Но ведь мы-то можем взлететь к карнизу и заглянуть сквозь стекла дедушкиного завода!..

Это очень красивый завод. Он весь белый. Он выложен такими же кафельными плитами, которыми выкладывают ванные комнаты в новых домах.

Еще бы! Ведь он сам изготовляет эти плитки — не только белые, — голубые, розовые, оранжевые, сиреневые. Плитки в цветочках, плитки в клеточку. И такие, на которых нарисованы курица и цыплята. А есть и такие, на которых одни только ноги аиста. А на других только аистин хвост, а там — длинный нос и маленькая, будто капельная, головка. Если сложить — получится целый аист. Это плитки для детских садов. Но есть и другие — для новых станций метро. Они выпуклые, как пуговицы, и тоже разных цветов. Они бывают продолговатые, светлые, темные. А есть плитки — в них впаяны мыльницы. Есть другие — в них вделаны патроны для ламп. И чего только не придумают люди!

Так неужто такой завод пожалеет плиты для собственных цехов?

Плитки — белые, печи — черные на дедушкином заводе. Черные, длинные, похожие на тоннель. Так и называются: тоннельные печи.

Между тоннельных печей бежит коридор. Он бы тоже казался темным, но его освещают огненные глазки. В каждой печи — глазок. Каждая печь сливается со своей соседкой, как вагоны поезда. Да нет же — еще тесней. Глядит из каждой печки красный, огненный глаз.

Надо сказать по правде, огонь бывает не только красный, он желтый, оранжевый и соломенный — так говорят мастера завода. По цвету пламени старый мастер может определить, какая завтра будет погода. Вот чудеса! Если цвет у глазка бело-желтый — стало быть, будет дождь. Красный — солнце.

Завод стучит и грохочет, как все заводы на свете. Из стука, из клекота, из тьмы и света глядят не мигая огненные глазки. Они светятся ночью и днем. Утром и вечером. Они затеплились раз навсегда — и не гаснут и не погаснут. К печам ведут рельсы, по рельсам бегут вагонетки. В вагонетках капсюли — так называются большие огнеупорные ящики. В ящиках плитки. Их ставят в печь, и они бегут вдоль печи по конвейеру, чтобы закалиться и прокалиться. Бегут вдоль печей, а печи одна за другой набавляют жар.

И вот уж летят плиты по другому конвейеру. У конвейеров женщины, они проверяют каждую плитку, хоть белую, хоть голубую, а хоть с цыпленком или там с аистом.
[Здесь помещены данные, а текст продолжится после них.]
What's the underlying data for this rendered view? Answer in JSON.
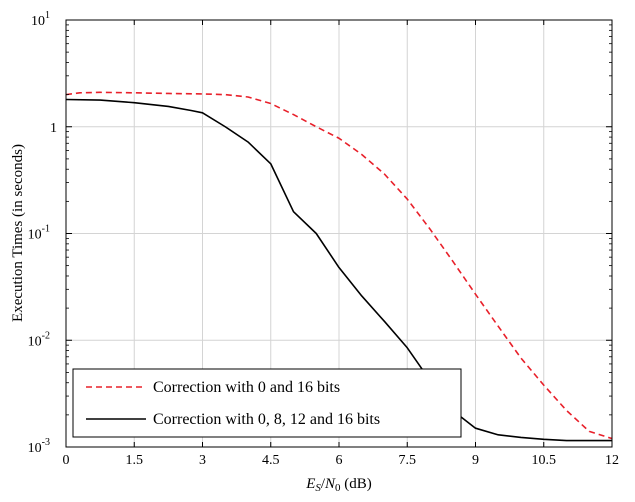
{
  "chart_data": {
    "type": "line",
    "xlabel_parts": {
      "E": "E",
      "S": "S",
      "slash": "/",
      "N": "N",
      "zero": "0",
      "unit": " (dB)"
    },
    "ylabel": "Execution Times (in seconds)",
    "xlim": [
      0,
      12
    ],
    "ylim": [
      0.001,
      10
    ],
    "yscale": "log",
    "grid": true,
    "legend_position": "bottom-left",
    "x_ticks": [
      {
        "value": 0,
        "label": "0"
      },
      {
        "value": 1.5,
        "label": "1.5"
      },
      {
        "value": 3,
        "label": "3"
      },
      {
        "value": 4.5,
        "label": "4.5"
      },
      {
        "value": 6,
        "label": "6"
      },
      {
        "value": 7.5,
        "label": "7.5"
      },
      {
        "value": 9,
        "label": "9"
      },
      {
        "value": 10.5,
        "label": "10.5"
      },
      {
        "value": 12,
        "label": "12"
      }
    ],
    "y_ticks": [
      {
        "value": 0.001,
        "base": "10",
        "exp": "-3"
      },
      {
        "value": 0.01,
        "base": "10",
        "exp": "-2"
      },
      {
        "value": 0.1,
        "base": "10",
        "exp": "-1"
      },
      {
        "value": 1,
        "base": "1",
        "exp": ""
      },
      {
        "value": 10,
        "base": "10",
        "exp": "1"
      }
    ],
    "series": [
      {
        "name": "Correction with 0 and 16 bits",
        "color": "#e8202a",
        "dash": "dashed",
        "x": [
          0,
          0.3,
          0.75,
          1.5,
          2.25,
          3,
          3.5,
          4,
          4.5,
          5,
          5.5,
          6,
          6.5,
          7,
          7.5,
          8,
          8.5,
          9,
          9.5,
          10,
          10.5,
          11,
          11.5,
          12
        ],
        "y": [
          2.0,
          2.08,
          2.1,
          2.08,
          2.05,
          2.03,
          2.0,
          1.9,
          1.65,
          1.3,
          1.0,
          0.78,
          0.55,
          0.36,
          0.21,
          0.11,
          0.055,
          0.027,
          0.0135,
          0.0068,
          0.0038,
          0.0022,
          0.0014,
          0.0012
        ]
      },
      {
        "name": "Correction with 0, 8, 12 and 16 bits",
        "color": "#000000",
        "dash": "solid",
        "x": [
          0,
          0.75,
          1.5,
          2.25,
          2.75,
          3,
          3.5,
          4,
          4.5,
          5,
          5.5,
          6,
          6.5,
          7,
          7.5,
          8,
          8.5,
          9,
          9.5,
          10,
          10.5,
          11,
          11.5,
          12
        ],
        "y": [
          1.8,
          1.78,
          1.68,
          1.55,
          1.42,
          1.35,
          1.0,
          0.72,
          0.45,
          0.16,
          0.1,
          0.048,
          0.026,
          0.015,
          0.0085,
          0.0042,
          0.0022,
          0.0015,
          0.0013,
          0.00123,
          0.00118,
          0.00115,
          0.00115,
          0.00115
        ]
      }
    ]
  }
}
Если плитка крошится, они не жалеют ее и выбрасывают. Значит, не крепкая, значит, не закалилась.

Неутомимо бежит конвейер. Утром, вечером, днем и ночью проверяют женщины прокаленные плитки.

А вот большой барабан. Это он только так называется барабаном — по-заводскому; на пионерский он не похож. Из барабана бежит струя, обливает плитки. Струя не какая-нибудь, а особенная, зовется эмаль. Бежит густая, чуть желтоватая. Но только огонь нам расскажет, какого цвета была эмаль. Лишь в огне она поведает о цветах, обо всех цветах радуги. И о тех цветах, что, может, не снились радуге. В первой печи розовеет плитка. Огонь крепчает — она краснеет. Огонь бушует — она становится алой.